拍手 132 二百二十九「囲まれた」の辺り
サフー主教はいらついていた。先日の第一級異端者の浄化に失敗してからというもの、異端管理局が機能していないのだ。
彼等が動いてくれなければ、エルフを仕入れる事が出来ないのに。
「まったく、管理局は何をやっているのか……」
とはいえ、彼の立場から管理局にもの申す事など出来はしない。こういう時こそ、日頃の人脈が物を言う。
彼は自身が所属する派閥の長であるヨファザス枢機卿のところを訪れていた。
「枢機卿猊下においては、ご機嫌麗しく……」
「麗しいはずがないだろう」
いつもの挨拶を口にしただけなのに、ヨファザス枢機卿からは冷たい声が返ってくるばかりだ。
どうやら、彼もサフー主教以上にいらついているらしい。
「いかがなさいましたか、猊下。お加減でも優れないのでは……」
「貴様も知っていよう。わしと貴様の屋敷から、誰かが密かにあれらを連れ出した事を」
「ええ……」
「犯人はまだ捕まらん。衛兵だけでは手が足りぬかと、傭兵達を使って探させておるが、足取り一つつかめん! どうなっておるのだ!!」
これは、思ったよりも厄介な場に来てしまったようだ。サフー主教にとって、ヨファザスは頼もしい味方であるけれど、時に鬱陶しく感じる相手でもある。
何より、年端もいかぬ子供相手でなくては役に立たないなど、変態もいいところではないか。
似たような趣味とはいえ、対象があまりにもかけ離れている為、真の意味でヨファザスとは相容れないと感じている。
とはいえ、今は管理局を動かさなくては。それには、教皇の右腕と噂されるヨファザス枢機卿の力が必要だ。
「猊下のお怒りはごもっともかと。どうでしょう? 衛兵や傭兵で手が足りぬなら、いっその事異端管理局を動かしては。彼等の下部組織のヤランクスならば、裏の事情にも通じていましょう」
「ヤランクス? ああ、亜人狩りを行う連中の事だな。しかし……ふむ、そうか。いいだろう、ヤランクス達を使って裏の事情を探ってみるとしよう」
「おお、これで猊下の憂いも晴れるというもの。私も喜びに堪えません」
「ふん。
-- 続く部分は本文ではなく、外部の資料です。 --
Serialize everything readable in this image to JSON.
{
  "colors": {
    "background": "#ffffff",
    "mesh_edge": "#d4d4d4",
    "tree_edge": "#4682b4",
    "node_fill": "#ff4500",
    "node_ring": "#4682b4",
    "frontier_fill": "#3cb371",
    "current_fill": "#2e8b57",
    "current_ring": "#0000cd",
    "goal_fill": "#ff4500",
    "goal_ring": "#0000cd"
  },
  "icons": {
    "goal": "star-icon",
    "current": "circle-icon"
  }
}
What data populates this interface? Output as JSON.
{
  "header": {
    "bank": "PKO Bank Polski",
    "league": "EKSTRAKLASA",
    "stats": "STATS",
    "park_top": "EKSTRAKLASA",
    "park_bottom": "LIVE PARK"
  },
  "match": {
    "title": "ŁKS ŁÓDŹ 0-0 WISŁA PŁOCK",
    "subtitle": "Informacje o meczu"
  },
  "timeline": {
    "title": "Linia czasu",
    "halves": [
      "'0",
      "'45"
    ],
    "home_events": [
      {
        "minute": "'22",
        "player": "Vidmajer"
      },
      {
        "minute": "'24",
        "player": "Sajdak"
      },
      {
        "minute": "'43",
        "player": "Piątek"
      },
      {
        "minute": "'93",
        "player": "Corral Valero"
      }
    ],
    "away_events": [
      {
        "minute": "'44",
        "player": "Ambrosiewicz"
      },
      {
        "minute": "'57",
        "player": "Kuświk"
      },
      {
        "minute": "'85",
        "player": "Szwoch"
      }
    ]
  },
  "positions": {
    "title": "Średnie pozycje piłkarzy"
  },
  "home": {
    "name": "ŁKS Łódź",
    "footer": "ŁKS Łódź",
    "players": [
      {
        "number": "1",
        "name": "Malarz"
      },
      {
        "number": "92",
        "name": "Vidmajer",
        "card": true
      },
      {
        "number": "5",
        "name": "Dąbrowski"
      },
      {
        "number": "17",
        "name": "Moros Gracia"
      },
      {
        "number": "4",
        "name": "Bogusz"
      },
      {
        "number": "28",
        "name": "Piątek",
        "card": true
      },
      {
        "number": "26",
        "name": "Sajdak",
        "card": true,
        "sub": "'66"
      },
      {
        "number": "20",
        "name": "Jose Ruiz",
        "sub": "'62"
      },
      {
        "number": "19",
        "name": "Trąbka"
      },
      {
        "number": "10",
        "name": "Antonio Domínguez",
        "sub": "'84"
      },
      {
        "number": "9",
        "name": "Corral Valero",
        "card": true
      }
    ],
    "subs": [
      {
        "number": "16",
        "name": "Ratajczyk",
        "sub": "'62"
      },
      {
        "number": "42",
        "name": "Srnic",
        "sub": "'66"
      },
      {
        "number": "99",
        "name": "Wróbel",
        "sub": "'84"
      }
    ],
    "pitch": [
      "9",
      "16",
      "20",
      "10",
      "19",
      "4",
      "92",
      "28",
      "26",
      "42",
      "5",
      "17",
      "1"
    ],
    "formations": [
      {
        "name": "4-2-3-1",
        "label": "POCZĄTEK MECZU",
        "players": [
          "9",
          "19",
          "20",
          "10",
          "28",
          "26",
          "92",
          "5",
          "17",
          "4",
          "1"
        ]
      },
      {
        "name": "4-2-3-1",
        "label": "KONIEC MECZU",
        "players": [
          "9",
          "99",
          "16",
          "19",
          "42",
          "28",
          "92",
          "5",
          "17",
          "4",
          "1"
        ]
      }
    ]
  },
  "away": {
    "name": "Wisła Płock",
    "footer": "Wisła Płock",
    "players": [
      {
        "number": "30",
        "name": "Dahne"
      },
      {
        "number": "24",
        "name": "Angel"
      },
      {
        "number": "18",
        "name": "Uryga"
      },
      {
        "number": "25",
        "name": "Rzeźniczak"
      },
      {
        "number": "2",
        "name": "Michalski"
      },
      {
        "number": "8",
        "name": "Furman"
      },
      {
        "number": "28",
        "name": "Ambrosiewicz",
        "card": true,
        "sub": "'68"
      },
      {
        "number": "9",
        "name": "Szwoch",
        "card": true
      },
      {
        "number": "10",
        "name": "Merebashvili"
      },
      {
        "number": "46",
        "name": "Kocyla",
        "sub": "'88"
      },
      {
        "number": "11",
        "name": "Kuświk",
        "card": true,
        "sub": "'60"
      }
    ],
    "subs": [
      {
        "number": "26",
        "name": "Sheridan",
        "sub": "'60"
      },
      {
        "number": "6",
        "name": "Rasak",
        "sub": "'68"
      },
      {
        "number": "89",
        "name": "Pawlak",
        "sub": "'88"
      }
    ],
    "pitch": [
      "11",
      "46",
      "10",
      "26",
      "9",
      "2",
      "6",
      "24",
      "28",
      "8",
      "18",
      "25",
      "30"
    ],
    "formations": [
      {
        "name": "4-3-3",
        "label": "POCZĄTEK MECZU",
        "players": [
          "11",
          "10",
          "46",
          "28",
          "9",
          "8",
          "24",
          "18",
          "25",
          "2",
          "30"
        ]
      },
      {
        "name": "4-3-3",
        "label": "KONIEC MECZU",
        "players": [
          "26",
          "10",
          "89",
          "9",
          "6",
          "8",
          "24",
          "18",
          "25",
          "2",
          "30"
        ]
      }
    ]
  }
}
貴様もエルフが消えて何かと不便なのだろう?」
「ええ、まあ……」
「管理局全体を動かすのは手間だが、ヤランクスだけならば問題あるまい。下部組織とはいえ、あれは元から裏方だ」
異端管理局は、教皇直属の組織故、一聖職者が勝手に動かす訳にはいかない。それに、動かそうにも管理局自体が動きはすまい。
だが、ヤランクスは傭兵と同じで金で動かせる。奴らが亜人狩りを行うのも、何も教義に反する存在だからではなく、金になるからだ。奴らに信仰心などみじんもない。
ともあれ、これでヤランクスを動かす「理由」を得た。後は犯人捜索にかこつけてエルフを狩らせればいい。それをこちらが買い取れば、ヤランクスとて文句はあるまい。
久しぶりにすっきりとした様子で屋敷帰ったサフー主教は、その日はよく眠れたという。